A conjecture presented in a 2009 book raised the idea that while living in Santa Monica, Segar might have based some of Popeye's language on a local fisherman, even though the article has yet to make a definitive claim.

==Filmography==
===Theatrical===
- Popeye the Sailor (1933–1942, produced by Fleischer Studios, 109 cartoons)
- Popeye the Sailor (1942–1957, produced by Famous Studios, 122 cartoons)
- Popeye (1980, produced by Paramount Pictures and Walt Disney Pictures, directed by Robert Altman; live-action)

===Television===
- Popeye the Sailor (1960–1962, first-run syndication; produced by Larry Harmon Pictures, Rembrandt Films, Halas and Batchelor, Gerald Ray Studios, Jack Kinney Productions, Paramount Cartoon Studios and Corona Cinematografica for King Features Syndicate, 220 cartoons)
- The All New Popeye Hour (1978–1983, CBS; produced by Hanna-Barbera Productions, 167 cartoons) Known as The Popeye and Olive Comedy Show for its final season.
- Popeye and Son (1987–1988, CBS; produced by Hanna-Barbera Productions, 26 cartoons)

===Television specials===
- Popeye Meets the Man Who Hated Laughter (1972, ABC; produced by Hal Seeger Productions)
- The Popeye Valentine Special: Sweethearts at Sea (1979, CBS; produced by Hanna-Barbera Productions)

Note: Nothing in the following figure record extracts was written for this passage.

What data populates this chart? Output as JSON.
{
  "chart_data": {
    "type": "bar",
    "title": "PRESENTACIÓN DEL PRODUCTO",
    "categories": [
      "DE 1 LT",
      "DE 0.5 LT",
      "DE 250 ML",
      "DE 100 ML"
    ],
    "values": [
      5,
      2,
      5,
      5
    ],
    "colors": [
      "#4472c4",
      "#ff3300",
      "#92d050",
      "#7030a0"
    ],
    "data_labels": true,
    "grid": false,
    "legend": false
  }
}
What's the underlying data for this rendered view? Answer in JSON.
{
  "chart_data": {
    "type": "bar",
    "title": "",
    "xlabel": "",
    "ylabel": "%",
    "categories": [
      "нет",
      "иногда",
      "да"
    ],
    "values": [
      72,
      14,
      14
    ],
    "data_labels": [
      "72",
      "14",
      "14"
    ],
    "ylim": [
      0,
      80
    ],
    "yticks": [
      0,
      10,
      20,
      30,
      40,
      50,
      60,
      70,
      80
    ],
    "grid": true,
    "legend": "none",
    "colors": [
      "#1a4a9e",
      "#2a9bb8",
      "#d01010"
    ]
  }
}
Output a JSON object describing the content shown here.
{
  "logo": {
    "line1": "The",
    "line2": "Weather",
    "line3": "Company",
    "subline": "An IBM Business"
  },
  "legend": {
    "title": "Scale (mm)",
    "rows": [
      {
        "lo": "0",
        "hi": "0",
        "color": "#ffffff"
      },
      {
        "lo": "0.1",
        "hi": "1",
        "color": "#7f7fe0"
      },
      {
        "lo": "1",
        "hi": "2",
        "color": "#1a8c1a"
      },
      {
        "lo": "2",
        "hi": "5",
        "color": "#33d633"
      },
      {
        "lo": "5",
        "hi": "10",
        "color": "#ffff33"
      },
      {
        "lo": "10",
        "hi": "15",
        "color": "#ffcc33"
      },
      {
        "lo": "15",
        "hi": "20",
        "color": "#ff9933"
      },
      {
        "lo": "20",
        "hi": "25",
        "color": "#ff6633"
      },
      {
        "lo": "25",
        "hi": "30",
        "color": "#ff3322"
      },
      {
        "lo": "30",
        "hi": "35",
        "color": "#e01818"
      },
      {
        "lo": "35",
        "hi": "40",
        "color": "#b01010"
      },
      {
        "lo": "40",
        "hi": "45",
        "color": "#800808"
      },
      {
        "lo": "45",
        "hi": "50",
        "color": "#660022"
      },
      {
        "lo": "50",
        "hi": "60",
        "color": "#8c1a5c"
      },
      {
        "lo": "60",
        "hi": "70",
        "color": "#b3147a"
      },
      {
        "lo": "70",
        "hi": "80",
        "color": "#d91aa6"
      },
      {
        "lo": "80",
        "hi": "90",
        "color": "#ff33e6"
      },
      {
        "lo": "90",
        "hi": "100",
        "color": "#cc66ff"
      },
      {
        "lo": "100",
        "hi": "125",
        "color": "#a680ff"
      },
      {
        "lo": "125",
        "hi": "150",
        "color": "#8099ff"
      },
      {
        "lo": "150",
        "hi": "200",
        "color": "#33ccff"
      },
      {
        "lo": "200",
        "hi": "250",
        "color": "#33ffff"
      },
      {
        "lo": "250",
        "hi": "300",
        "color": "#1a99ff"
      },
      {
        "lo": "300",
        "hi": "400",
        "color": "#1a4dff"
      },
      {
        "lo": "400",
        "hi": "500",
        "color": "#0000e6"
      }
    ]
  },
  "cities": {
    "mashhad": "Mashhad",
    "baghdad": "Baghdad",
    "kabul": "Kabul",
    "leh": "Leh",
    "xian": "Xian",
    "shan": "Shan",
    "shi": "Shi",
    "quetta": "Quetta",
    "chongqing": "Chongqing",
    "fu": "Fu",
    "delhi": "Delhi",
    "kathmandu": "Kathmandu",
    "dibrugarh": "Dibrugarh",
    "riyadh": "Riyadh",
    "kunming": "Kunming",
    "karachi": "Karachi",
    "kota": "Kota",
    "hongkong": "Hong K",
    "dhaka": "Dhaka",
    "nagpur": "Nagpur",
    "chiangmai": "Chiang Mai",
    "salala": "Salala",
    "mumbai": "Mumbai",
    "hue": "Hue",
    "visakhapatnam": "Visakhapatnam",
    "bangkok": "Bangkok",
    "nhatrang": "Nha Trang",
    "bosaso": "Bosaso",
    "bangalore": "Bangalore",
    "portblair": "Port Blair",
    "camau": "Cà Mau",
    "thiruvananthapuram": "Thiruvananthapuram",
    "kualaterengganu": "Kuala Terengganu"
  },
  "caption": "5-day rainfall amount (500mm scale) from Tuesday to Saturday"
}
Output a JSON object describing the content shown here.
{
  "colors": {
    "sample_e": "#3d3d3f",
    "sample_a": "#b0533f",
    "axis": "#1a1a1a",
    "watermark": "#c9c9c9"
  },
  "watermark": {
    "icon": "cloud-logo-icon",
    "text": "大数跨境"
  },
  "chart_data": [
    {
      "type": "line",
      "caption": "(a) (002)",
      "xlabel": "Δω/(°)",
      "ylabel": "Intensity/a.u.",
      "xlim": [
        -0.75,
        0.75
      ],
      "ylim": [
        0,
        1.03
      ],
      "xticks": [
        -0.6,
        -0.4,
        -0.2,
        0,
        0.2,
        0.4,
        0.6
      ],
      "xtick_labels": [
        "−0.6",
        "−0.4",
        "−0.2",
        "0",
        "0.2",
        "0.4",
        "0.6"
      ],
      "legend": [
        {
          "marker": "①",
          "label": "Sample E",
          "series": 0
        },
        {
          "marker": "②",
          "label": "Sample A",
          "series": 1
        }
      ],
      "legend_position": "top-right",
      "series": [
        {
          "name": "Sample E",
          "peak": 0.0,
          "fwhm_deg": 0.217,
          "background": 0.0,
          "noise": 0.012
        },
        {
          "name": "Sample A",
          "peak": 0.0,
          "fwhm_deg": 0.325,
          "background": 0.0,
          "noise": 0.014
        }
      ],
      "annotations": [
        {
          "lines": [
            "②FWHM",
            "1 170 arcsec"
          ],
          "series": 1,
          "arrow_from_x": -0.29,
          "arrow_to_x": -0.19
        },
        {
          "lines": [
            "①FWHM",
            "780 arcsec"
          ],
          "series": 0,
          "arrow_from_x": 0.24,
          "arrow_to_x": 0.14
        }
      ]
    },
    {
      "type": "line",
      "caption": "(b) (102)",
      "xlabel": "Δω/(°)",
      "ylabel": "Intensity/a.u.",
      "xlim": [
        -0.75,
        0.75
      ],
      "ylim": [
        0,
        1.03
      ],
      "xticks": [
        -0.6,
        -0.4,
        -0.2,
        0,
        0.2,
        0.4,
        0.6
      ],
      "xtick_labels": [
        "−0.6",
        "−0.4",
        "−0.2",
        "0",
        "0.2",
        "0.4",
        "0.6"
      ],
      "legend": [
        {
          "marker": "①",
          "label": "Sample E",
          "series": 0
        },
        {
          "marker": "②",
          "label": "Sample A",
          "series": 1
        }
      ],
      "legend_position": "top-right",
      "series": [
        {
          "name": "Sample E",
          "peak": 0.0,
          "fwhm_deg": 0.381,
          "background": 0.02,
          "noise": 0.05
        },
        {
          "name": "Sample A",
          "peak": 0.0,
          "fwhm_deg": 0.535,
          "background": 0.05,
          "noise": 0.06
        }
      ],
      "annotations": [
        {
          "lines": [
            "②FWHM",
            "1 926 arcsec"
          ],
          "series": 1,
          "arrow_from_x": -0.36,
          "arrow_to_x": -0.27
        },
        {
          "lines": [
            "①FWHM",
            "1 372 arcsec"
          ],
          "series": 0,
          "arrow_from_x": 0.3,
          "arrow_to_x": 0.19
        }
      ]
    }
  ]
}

===Direct-to-video special===
- Popeye's Voyage: The Quest for Pappy (2004; produced by Mainframe Entertainment for King Features)

===DVD collections===
Theatrical cartoons
- Popeye the Sailor: 1933–1938, Volume 1 (released July 31, 2007) features Fleischer cartoons released from 1933 through early 1938 and contains the color Popeye specials Popeye the Sailor Meets Sindbad the Sailor and Popeye the Sailor Meets Ali Baba's Forty Thieves.
- Popeye the Sailor: 1938–1940, Volume 2 (released June 17, 2008) features Fleischer cartoons released from mid-1938 through 1940 and includes the last color Popeye special Aladdin and His Wonderful Lamp.
- Popeye the Sailor: 1941–1943, Volume 3 (released November 4, 2008) features the remaining black-and-white Popeye cartoons released from 1941 to 1943, including the final Fleischer-produced and earliest Famous-produced entries in the series.
- Popeye the Sailor: The 1940s, Volume 1 (released December 11, 2018) features the first 14 color Popeye shorts produced by Famous Studios. The set was made available on Blu-ray and DVD, and the shorts were sourced from 4K masters scanned from the original nitrate negatives.
- Popeye the Sailor: The 1940s, Volume 2 (released June 18, 2019) features the next 15 color Popeye shorts produced by Famous Studios. The set was made available on Blu-ray and DVD, and the shorts were sourced from 4K masters scanned from the original nitrate negatives.
- Popeye the Sailor: The 1940s, Volume 3 (released September 17, 2019) features the next 17 color Popeye shorts produced by Famous Studios. The set was made available on Blu-ray and DVD, and the shorts were sourced from 4K masters scanned from the original nitrate negatives.

TV cartoons
- Popeye the Sailor: The 1960s Classics, Volume 1 (released May 7, 2013) A DVD-R release by Warner Archive Collection consisting mostly of made for TV cartoons produced for King Features Television by Paramount Cartoon Studios and Gerald Ray Studios.